After that, it was already possible to start worrying about configure gerrit itself. I don’t know if I’ll write a post about that, but let me know if you want me to.
Conclusion
If you ask me if I’m totally comfortable with the way things are set up now, I can’t say that I am 100%. I mean, the set up seems robust enough that it won’t cause problems in the long run, but what bothers me is the fact that I’m using technologies that are alien to me. I’m used to setting up things written in Python, C, C++, with very simple yet powerful configuration mechanisms, and an easy to discover what’s wrong when something bad happens.

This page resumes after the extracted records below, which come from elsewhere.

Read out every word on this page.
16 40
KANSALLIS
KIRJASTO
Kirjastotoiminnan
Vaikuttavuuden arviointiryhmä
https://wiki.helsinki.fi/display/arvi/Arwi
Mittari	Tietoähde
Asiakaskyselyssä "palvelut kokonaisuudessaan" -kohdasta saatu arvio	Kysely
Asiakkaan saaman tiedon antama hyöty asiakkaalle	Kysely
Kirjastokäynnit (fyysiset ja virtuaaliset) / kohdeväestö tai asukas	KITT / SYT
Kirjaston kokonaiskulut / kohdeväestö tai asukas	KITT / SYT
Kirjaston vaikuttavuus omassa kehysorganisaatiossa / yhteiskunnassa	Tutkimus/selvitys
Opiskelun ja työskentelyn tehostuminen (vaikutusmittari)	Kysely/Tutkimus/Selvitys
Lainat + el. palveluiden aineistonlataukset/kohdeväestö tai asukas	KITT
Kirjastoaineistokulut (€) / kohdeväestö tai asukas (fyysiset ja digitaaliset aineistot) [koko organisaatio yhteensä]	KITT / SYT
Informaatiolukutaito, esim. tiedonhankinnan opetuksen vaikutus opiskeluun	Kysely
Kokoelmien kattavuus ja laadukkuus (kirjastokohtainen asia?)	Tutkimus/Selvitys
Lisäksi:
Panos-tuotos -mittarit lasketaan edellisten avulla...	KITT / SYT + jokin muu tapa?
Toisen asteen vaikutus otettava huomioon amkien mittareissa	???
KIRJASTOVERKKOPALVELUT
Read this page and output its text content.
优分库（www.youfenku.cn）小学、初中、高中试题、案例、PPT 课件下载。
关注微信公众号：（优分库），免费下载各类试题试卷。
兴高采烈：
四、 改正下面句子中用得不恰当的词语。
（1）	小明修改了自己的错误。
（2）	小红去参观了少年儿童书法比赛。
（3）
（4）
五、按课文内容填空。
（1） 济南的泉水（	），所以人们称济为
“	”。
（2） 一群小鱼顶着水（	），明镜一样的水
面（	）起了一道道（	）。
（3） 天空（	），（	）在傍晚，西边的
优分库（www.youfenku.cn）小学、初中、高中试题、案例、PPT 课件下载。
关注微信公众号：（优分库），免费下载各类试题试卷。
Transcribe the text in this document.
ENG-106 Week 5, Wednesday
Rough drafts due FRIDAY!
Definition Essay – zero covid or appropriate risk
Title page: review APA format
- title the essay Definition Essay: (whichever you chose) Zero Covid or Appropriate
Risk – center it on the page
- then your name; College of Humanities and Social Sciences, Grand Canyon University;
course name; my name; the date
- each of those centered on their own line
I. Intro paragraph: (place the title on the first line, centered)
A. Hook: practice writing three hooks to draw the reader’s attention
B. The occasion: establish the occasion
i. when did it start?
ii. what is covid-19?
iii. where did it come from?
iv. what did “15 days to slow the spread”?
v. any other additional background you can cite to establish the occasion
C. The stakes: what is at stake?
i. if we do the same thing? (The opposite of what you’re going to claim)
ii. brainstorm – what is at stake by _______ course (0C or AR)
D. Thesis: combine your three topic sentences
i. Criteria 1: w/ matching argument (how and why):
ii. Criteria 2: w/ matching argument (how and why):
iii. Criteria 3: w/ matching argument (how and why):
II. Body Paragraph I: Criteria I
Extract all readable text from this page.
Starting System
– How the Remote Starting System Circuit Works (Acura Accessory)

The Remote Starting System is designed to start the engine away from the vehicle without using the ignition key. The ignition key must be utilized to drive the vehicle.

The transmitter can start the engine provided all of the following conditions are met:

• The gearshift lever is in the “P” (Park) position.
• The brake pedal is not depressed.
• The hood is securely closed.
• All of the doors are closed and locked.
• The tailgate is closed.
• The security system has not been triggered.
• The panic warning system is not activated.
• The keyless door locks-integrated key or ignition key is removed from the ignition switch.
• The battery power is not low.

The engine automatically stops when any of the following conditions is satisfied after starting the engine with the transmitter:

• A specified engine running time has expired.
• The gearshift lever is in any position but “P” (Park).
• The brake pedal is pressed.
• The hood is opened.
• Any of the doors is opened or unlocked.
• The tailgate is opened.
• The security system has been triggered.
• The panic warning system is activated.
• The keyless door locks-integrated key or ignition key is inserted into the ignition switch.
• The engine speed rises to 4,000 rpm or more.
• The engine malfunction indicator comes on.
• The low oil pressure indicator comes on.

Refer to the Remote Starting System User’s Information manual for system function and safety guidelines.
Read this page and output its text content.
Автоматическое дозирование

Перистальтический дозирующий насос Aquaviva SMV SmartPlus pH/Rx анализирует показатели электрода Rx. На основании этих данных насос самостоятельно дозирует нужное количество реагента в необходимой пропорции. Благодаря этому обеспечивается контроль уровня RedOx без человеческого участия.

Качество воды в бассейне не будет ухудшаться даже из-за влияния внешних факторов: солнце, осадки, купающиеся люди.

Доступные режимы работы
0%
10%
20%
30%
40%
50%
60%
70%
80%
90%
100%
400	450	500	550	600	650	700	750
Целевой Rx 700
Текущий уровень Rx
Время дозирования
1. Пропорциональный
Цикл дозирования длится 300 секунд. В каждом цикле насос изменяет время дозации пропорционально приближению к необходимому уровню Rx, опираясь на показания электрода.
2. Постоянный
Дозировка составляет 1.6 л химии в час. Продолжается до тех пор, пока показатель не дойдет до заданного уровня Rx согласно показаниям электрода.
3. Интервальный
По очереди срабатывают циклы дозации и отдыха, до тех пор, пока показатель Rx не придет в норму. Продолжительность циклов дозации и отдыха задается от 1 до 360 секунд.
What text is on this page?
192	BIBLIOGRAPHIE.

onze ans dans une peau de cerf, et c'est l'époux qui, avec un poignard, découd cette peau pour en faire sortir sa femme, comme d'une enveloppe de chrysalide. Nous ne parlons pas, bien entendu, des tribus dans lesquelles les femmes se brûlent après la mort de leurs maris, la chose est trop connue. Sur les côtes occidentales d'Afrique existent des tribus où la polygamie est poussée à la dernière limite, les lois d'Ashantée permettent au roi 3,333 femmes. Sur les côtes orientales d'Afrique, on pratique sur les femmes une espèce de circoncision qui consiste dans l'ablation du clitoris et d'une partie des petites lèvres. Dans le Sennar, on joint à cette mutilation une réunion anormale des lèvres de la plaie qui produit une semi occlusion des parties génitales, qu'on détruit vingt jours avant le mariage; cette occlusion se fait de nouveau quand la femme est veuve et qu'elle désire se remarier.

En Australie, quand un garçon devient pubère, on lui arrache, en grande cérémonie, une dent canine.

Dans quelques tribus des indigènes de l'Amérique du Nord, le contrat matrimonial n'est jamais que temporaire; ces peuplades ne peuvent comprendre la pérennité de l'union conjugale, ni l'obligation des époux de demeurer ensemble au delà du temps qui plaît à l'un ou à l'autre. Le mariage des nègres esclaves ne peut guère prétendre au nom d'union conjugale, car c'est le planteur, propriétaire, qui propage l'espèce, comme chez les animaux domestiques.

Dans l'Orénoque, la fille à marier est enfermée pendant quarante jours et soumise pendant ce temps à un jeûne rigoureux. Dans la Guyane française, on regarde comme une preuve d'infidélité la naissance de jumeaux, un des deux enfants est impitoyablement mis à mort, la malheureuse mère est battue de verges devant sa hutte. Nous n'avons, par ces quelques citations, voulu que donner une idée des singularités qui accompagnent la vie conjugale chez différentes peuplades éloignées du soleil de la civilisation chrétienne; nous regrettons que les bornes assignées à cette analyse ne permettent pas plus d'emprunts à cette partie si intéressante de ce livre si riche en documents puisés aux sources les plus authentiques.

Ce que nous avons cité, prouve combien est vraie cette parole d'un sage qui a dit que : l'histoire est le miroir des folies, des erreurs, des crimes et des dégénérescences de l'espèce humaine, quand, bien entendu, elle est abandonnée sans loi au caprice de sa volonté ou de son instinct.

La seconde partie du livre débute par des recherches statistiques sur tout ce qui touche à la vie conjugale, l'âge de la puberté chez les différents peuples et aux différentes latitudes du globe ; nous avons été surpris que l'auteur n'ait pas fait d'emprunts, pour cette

I am reasonably satisfied with the Keycloak logs things, but Gerrit leaves a lot to be desired in that area. And both projects are written in languages/frameworks that I am absolutely not comfortable with. Like, it’s really tough to debug something when you don’t even know where the code is or how to modify it!
All in all, I’m happy that this whole adventure has come to an end, and now all that’s left is to maintain it. I hope that the GDB community can make good use of this new service, and I hope that we can see a positive impact in the quality of the whole patch review process.
My final take is that this is all worth as long as the Free Software and the User Freedom are the ones who benefit.